この改正は令和7年から適用されます(源泉徴収税額の変更はなぜか令和8年から)ので、今年から早速働き方が変わることになるはずですし、日本経済としても「年間給与20万円×パート・アルバイト労働者数」分の労働力が創出されるわけで、労働力不足の解消にも繋がるはずなのですが・・。
だがしかし!今までも配偶者の年間給与収入が150万円以下(令和7年以降は改正により160万円以下)の場合、配偶者特別控除が配偶者控除と同額で適用を受けれるため、すでに実質的にパートの方の103万円の壁は崩壊していたはずでした。でも実際には大きな労働力の創出はされませんでした。なぜでしょうか?
それは106万円の壁、130万円の壁が103万円の壁とはレベチで存在しているからです。年収が106万円を超えると従業員51名以上の会社で社会保険の扶養が外れ(=自身で社会保険等に加入)、年収130万円を超えると全ての会社で社会保険の扶養が外れます。
税金上の扶養が外れるタイミングでは配偶者の所得控除がなだらかに減っていくので、壁を超えた瞬間夫婦合計の手取り額が大きく減ることはないのですが、社会保険の扶養は外れた瞬間、社会保険料の負担が生じて手取り額が大きく減ります。ちなみに130万円を超えて減った手取り額を取り戻すには、151万円位まで働かないと同じ手取り額になりません。感覚的には21万円はただ働きだと感じるかもしれません。

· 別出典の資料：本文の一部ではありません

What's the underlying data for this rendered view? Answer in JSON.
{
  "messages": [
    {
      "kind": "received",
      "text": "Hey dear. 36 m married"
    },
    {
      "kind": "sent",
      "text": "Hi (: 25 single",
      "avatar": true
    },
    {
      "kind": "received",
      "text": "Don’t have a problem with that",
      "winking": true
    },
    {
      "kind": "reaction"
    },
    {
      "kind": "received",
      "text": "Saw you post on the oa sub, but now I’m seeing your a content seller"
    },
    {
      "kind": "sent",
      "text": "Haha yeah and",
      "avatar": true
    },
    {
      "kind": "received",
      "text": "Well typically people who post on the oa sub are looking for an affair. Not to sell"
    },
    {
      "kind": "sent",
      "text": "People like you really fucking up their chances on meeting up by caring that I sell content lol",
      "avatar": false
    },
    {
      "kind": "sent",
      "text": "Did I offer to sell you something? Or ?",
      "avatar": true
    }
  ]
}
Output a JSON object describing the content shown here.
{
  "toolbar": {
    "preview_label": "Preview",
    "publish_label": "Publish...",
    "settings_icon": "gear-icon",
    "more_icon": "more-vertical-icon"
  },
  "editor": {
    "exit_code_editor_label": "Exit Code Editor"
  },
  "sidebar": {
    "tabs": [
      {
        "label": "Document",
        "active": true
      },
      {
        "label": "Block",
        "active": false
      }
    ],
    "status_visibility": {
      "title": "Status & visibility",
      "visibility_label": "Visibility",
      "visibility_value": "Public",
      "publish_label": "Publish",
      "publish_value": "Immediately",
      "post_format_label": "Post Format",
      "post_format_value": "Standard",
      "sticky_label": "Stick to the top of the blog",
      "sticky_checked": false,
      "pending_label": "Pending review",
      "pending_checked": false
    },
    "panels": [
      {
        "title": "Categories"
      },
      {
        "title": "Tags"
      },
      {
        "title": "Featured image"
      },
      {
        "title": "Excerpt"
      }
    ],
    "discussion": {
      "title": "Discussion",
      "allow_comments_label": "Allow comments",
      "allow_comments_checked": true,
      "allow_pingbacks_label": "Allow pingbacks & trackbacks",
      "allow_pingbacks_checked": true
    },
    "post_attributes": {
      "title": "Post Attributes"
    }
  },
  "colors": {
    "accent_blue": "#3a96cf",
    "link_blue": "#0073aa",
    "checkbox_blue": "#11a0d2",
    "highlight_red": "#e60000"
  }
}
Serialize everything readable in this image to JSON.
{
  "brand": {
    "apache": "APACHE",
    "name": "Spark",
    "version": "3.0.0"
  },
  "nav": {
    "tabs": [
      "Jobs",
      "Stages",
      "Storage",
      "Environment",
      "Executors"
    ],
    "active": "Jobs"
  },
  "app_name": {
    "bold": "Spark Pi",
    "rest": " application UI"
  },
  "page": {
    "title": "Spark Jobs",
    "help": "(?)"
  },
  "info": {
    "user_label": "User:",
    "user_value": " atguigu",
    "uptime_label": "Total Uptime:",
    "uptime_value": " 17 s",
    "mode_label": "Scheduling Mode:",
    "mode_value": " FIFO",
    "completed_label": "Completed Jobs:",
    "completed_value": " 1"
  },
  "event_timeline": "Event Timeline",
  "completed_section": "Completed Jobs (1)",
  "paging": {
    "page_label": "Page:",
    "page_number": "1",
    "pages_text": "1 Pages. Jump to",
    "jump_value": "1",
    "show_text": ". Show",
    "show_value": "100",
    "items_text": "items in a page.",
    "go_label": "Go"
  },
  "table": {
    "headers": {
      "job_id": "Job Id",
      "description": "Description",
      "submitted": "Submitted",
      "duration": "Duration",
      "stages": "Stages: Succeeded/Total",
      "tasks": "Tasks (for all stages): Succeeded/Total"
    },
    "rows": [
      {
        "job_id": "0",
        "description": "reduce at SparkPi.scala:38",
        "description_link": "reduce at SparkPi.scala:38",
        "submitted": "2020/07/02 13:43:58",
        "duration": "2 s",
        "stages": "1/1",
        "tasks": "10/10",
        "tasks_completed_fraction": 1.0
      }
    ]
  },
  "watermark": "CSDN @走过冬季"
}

106万円の壁が存在する方にとっては103万円の壁が崩壊しても3万円後ろにメインの壁が存在するため、103万円の壁崩壊に大した意味はありません。130万円の壁が存在する方も、103万円の壁突破時点では手取り額が減るわけではないので既に130万円をギリギリ超えない程度の労働時間で調整をしている方も多いです。その方にとっては103万円の壁が123万円に後退しても、すでにそこは無視しているため影響がありません。
結論を言いますと、103万円の壁を123万円に後退させたことは、働き方という視点からはほとんど意味はないです。ただ近い将来130万円の壁がなくなり106万円の壁に一体化される可能性が高いので、「もう社会保険はあきらめて払って、しっかり働きなさい」というのが国からのメッセージでしょう。
働き方という視点からは意味はないのですが、税金計算上では基礎控除が10万円、給与所得控除が10万円増加したことにより、減税効果はあります。税制改正大綱によると、この改正により6~7千億円程度の減税を見込んでいるようです。一方、防衛特別法人税(仮称)を創設することにより5~8千億円の増税を見込んでいます。令和8年4月1日以後開始事業年度より年間500万円を超える部分の法人利益に対して4%の法人税が課されます。